Keluarga WILLIAM tidak seperti dulu lagi. Rumah megah nan mewah itu yang dulu ramai kebahagiaan, kini tampak sunyi semakin sunyi saat anak gadis keluarga WILLIAM meninggalkan rumah itu.
Penyesalan memang ada di akhir. Namun penyesalan itu lah yang membuat kita sadar. Bahwa kehilangan orang yang pernah berbahagia bersama, telah pergi dengan menggoreskan luka yang menganga.
Itulah yang dirasakan keluarga WILLIAM. Ingin memperbaiki tapi tidak ada lagi harapan yang pasti. Anak gadisnya telah menghilang, menghilang seperti yang dulu mereka harapkan.
"Hiks ka hiks kak hiks, gue harus cari kemana hiks lagi. ARGHH", seorang laki-laki terduduk menangis tersedu-sedu di sudut kamar.

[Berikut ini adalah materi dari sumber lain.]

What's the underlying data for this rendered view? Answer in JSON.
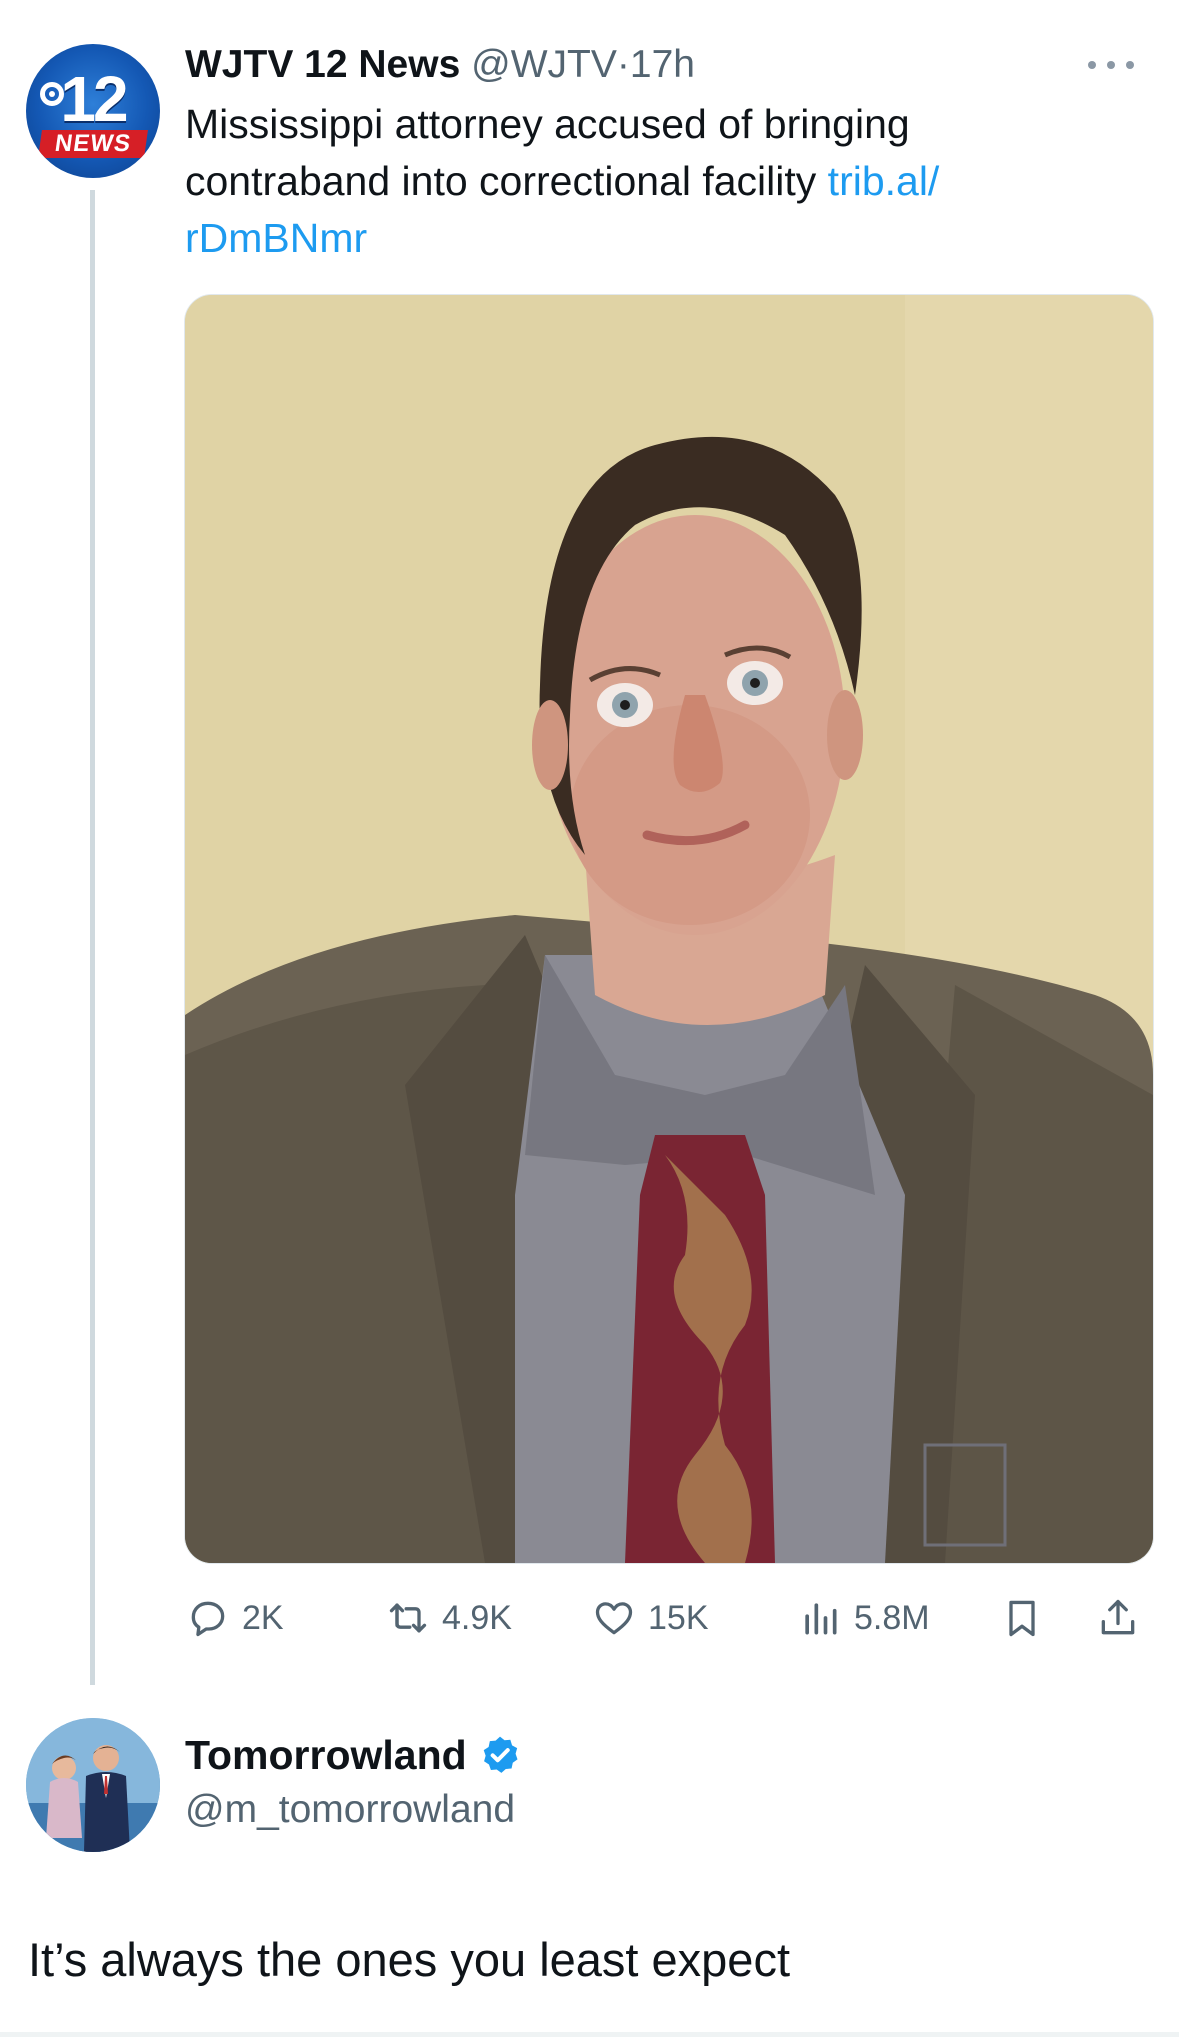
{
  "tweet": {
    "author_name": "WJTV 12 News",
    "author_handle": "@WJTV",
    "separator": "·",
    "time": "17h",
    "avatar": {
      "number": "12",
      "label": "NEWS",
      "colors": {
        "blue": "#1458b4",
        "red": "#d61f26"
      }
    },
    "text": "Mississippi attorney accused of bringing contraband into correctional facility ",
    "link": "trib.al/\nrDmBNmr",
    "more_icon": "more-horizontal-icon",
    "photo_description_icon": "photo"
  },
  "actions": {
    "reply_count": "2K",
    "retweet_count": "4.9K",
    "like_count": "15K",
    "views_count": "5.8M",
    "icons": [
      "reply-icon",
      "retweet-icon",
      "like-icon",
      "views-icon",
      "bookmark-icon",
      "share-icon"
    ]
  },
  "reply": {
    "author_name": "Tomorrowland",
    "author_handle": "@m_tomorrowland",
    "verified": true,
    "text": "It’s always the ones you least expect"
  },
  "colors": {
    "text": "#0f1419",
    "secondary": "#536471",
    "link": "#1d9bf0",
    "thread_line": "#cfd9de"
  }
}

"KENAPA LO PERGI KAK, KENAPA LO NINGGALAN GUE hiks. BUAT APA GUE HIDUP KAK KALO KALIAN BERDUA UDAH NINGGALIN GUE. GUE SENDIRIAN dalam keramaian. Gue sendiri saat terluka. Kenapa..... kenapa takdir mengambil kaliannnn hiks hiks... Hiks... GUE BENCI TAKDIR INI", Teriaknya mengeluarkan keluh kesah yang selama ini di pendam bertahun-tahun lamanya.

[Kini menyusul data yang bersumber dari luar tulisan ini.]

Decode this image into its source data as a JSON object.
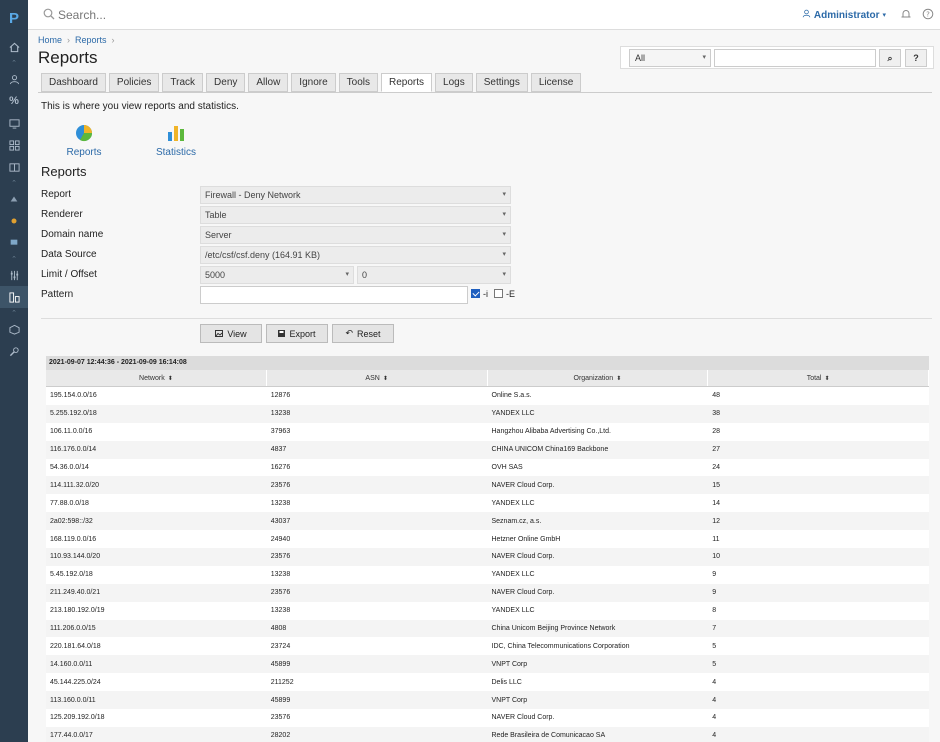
{
  "app": {
    "logo_letter": "P"
  },
  "topbar": {
    "search_placeholder": "Search...",
    "user": "Administrator"
  },
  "sidebar": {
    "icons": [
      "home-icon",
      "user-icon",
      "percent-icon",
      "monitor-icon",
      "grid-icon",
      "book-icon",
      "network-icon",
      "plugin-icon",
      "server-icon",
      "sliders-icon",
      "reports-icon",
      "package-icon",
      "wrench-icon"
    ]
  },
  "breadcrumb": [
    "Home",
    "Reports"
  ],
  "page_title": "Reports",
  "filter": {
    "select_value": "All",
    "search_button": "⌕",
    "help_button": "?"
  },
  "tabs": [
    "Dashboard",
    "Policies",
    "Track",
    "Deny",
    "Allow",
    "Ignore",
    "Tools",
    "Reports",
    "Logs",
    "Settings",
    "License"
  ],
  "active_tab": "Reports",
  "intro": "This is where you view reports and statistics.",
  "links": {
    "reports": "Reports",
    "statistics": "Statistics"
  },
  "form": {
    "section_title": "Reports",
    "report_label": "Report",
    "report_value": "Firewall - Deny Network",
    "renderer_label": "Renderer",
    "renderer_value": "Table",
    "domain_label": "Domain name",
    "domain_value": "Server",
    "source_label": "Data Source",
    "source_value": "/etc/csf/csf.deny (164.91 KB)",
    "limit_label": "Limit / Offset",
    "limit_value": "5000",
    "offset_value": "0",
    "pattern_label": "Pattern",
    "pattern_value": "",
    "opt_i": "-i",
    "opt_E": "-E",
    "opt_i_checked": true,
    "opt_E_checked": false
  },
  "buttons": {
    "view": "View",
    "export": "Export",
    "reset": "Reset"
  },
  "table": {
    "range": "2021-09-07 12:44:36 - 2021-09-09 16:14:08",
    "columns": [
      "Network",
      "ASN",
      "Organization",
      "Total"
    ],
    "rows": [
      [
        "195.154.0.0/16",
        "12876",
        "Online S.a.s.",
        "48"
      ],
      [
        "5.255.192.0/18",
        "13238",
        "YANDEX LLC",
        "38"
      ],
      [
        "106.11.0.0/16",
        "37963",
        "Hangzhou Alibaba Advertising Co.,Ltd.",
        "28"
      ],
      [
        "116.176.0.0/14",
        "4837",
        "CHINA UNICOM China169 Backbone",
        "27"
      ],
      [
        "54.36.0.0/14",
        "16276",
        "OVH SAS",
        "24"
      ],
      [
        "114.111.32.0/20",
        "23576",
        "NAVER Cloud Corp.",
        "15"
      ],
      [
        "77.88.0.0/18",
        "13238",
        "YANDEX LLC",
        "14"
      ],
      [
        "2a02:598::/32",
        "43037",
        "Seznam.cz, a.s.",
        "12"
      ],
      [
        "168.119.0.0/16",
        "24940",
        "Hetzner Online GmbH",
        "11"
      ],
      [
        "110.93.144.0/20",
        "23576",
        "NAVER Cloud Corp.",
        "10"
      ],
      [
        "5.45.192.0/18",
        "13238",
        "YANDEX LLC",
        "9"
      ],
      [
        "211.249.40.0/21",
        "23576",
        "NAVER Cloud Corp.",
        "9"
      ],
      [
        "213.180.192.0/19",
        "13238",
        "YANDEX LLC",
        "8"
      ],
      [
        "111.206.0.0/15",
        "4808",
        "China Unicom Beijing Province Network",
        "7"
      ],
      [
        "220.181.64.0/18",
        "23724",
        "IDC, China Telecommunications Corporation",
        "5"
      ],
      [
        "14.160.0.0/11",
        "45899",
        "VNPT Corp",
        "5"
      ],
      [
        "45.144.225.0/24",
        "211252",
        "Delis LLC",
        "4"
      ],
      [
        "113.160.0.0/11",
        "45899",
        "VNPT Corp",
        "4"
      ],
      [
        "125.209.192.0/18",
        "23576",
        "NAVER Cloud Corp.",
        "4"
      ],
      [
        "177.44.0.0/17",
        "28202",
        "Rede Brasileira de Comunicacao SA",
        "4"
      ]
    ]
  },
  "colors": {
    "sidebar": "#2c3e50",
    "link": "#2c6aa8",
    "checkbox": "#1f5fbf"
  }
}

Semua barang-barang sudah pecah dan berserakan. Kamar yang tadi rapi kini sudah tak berbentuk lagi. Tiba-tiba angin kencang berhembus gorden jendela kamarnya.

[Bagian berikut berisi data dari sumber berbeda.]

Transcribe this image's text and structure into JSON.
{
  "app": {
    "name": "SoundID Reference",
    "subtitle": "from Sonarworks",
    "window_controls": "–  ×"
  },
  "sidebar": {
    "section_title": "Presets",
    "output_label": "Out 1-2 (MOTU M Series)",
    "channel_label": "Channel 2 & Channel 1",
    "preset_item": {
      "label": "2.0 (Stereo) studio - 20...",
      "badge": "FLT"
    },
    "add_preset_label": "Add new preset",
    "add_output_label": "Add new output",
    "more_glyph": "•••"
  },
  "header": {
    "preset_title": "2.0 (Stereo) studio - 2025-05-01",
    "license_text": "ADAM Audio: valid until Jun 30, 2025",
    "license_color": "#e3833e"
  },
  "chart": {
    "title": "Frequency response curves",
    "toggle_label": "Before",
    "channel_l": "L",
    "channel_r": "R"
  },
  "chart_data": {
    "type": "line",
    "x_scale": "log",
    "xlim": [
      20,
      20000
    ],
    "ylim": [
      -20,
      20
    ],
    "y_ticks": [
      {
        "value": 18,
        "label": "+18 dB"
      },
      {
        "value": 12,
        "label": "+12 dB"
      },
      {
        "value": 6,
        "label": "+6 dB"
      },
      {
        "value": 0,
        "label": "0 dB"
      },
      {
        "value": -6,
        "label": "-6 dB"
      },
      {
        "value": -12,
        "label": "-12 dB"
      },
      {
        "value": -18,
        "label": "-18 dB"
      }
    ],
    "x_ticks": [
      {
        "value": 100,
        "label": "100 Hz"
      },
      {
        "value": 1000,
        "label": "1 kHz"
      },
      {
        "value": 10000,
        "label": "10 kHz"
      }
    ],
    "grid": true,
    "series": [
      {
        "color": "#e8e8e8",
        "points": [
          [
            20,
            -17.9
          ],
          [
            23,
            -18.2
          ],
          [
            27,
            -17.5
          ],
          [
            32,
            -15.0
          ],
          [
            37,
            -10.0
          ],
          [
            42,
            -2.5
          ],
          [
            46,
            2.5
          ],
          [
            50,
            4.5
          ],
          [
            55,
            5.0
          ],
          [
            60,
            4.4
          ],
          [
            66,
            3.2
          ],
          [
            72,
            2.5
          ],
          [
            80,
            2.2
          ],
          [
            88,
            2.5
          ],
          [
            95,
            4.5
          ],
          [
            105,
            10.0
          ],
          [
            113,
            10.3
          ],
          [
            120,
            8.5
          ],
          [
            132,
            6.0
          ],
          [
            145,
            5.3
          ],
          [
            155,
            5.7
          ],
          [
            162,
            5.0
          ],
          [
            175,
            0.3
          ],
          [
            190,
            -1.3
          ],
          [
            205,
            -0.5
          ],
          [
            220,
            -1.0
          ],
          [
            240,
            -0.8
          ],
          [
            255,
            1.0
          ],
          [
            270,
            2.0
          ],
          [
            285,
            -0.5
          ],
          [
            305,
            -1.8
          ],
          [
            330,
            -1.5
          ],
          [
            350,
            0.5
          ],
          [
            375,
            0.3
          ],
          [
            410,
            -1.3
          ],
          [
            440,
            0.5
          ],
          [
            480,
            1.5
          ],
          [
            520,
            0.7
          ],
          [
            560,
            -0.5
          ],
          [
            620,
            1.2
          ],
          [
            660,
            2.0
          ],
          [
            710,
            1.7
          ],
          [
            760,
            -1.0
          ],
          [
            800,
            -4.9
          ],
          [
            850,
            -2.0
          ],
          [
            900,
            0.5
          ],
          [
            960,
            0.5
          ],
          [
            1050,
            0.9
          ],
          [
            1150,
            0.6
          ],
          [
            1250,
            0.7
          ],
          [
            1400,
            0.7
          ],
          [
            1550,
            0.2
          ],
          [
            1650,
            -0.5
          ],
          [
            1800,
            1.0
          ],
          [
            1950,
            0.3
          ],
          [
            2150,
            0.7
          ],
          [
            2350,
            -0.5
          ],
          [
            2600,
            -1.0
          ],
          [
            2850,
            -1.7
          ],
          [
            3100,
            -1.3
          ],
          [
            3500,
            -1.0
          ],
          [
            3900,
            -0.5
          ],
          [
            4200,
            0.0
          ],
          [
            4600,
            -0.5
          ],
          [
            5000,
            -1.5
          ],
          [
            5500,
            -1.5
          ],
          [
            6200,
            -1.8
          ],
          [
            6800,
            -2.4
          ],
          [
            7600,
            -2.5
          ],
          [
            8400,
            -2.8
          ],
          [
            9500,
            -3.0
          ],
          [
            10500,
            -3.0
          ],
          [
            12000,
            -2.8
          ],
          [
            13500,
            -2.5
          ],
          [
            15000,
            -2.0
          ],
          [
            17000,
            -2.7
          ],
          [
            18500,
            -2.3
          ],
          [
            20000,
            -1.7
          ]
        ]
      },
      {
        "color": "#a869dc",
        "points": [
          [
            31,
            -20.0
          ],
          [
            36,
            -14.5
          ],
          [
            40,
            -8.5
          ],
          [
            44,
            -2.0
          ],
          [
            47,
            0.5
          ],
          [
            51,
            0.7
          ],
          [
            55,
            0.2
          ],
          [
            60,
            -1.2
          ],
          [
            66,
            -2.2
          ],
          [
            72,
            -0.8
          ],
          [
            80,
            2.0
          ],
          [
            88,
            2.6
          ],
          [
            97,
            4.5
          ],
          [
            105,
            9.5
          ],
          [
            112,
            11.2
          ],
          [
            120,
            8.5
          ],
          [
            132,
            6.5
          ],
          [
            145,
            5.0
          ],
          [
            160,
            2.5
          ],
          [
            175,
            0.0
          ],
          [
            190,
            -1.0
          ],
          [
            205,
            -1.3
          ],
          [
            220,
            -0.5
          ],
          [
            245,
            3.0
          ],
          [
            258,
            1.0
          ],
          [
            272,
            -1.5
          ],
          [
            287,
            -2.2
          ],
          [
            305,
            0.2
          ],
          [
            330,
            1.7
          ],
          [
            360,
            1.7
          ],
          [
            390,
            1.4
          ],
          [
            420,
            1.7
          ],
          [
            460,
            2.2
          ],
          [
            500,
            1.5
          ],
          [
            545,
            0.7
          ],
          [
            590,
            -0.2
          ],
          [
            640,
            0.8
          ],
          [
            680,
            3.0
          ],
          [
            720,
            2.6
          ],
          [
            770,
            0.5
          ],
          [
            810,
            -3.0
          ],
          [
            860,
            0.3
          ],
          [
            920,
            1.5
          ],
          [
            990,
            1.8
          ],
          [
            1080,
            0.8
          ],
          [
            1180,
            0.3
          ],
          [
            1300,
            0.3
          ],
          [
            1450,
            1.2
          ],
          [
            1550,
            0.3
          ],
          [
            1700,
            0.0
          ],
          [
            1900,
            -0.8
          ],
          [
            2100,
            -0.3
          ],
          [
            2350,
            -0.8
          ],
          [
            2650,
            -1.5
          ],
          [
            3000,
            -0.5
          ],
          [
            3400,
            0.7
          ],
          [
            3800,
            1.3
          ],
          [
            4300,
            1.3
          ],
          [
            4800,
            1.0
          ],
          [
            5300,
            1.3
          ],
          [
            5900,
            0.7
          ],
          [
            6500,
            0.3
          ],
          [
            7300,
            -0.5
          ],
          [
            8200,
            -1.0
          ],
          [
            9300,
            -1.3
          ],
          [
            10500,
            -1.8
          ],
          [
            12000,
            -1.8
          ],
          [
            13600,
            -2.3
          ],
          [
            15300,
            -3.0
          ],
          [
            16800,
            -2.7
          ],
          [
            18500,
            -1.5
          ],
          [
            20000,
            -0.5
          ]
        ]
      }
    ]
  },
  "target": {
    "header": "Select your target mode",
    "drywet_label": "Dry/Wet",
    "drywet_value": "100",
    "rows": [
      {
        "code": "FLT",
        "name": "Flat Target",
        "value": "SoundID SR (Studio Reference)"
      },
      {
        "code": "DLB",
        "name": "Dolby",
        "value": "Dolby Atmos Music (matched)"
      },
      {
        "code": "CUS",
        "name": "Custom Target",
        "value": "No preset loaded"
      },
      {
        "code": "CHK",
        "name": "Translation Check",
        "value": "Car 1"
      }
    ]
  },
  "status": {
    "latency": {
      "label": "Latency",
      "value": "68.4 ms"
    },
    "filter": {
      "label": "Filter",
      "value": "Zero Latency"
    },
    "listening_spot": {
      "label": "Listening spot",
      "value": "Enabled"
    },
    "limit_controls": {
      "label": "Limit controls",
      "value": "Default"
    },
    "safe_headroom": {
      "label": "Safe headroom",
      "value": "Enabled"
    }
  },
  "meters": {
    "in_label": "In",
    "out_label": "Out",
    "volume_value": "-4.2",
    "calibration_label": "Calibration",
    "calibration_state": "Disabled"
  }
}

Di luar jendela kamar. Berdiri sosok laki-laki yang menatap sendu ke arahnya. Laki-laki itu juga merasakan kesedihan mendalam.
'tok tok tok'
"Aris bukak pintunya nak"
'tok tok tok'
"Aris, Mama tau kamu sedih. Mama sama papa juga menyesal nak. Tapi tolong bukak pintunya udah 2 hari kamu ga keluar kamar. Mama gamau kehilangan kamu juga ris. Makan ya. Dikit juga gapapa yang penting perutnya ke isi."
'tok tok tok'
"Ris hiks maafin mama nak hiks. Mama tau hiks mama salah. Mama hiks udah buat hiks Nara pergi dari rumah. Mama minta maaf. Kalau hiks kamu mau hiks benci mama. Mama hiks gapapa hiks hiks"
Mamanya menangis tersedu-sedu di depan pintu kamar anak bungsunya. Masih tidak ada jawaban dari dalam membuatnya menyerah. Akhirnya mamanya berjalan menuruni tangga menuju kamarnya.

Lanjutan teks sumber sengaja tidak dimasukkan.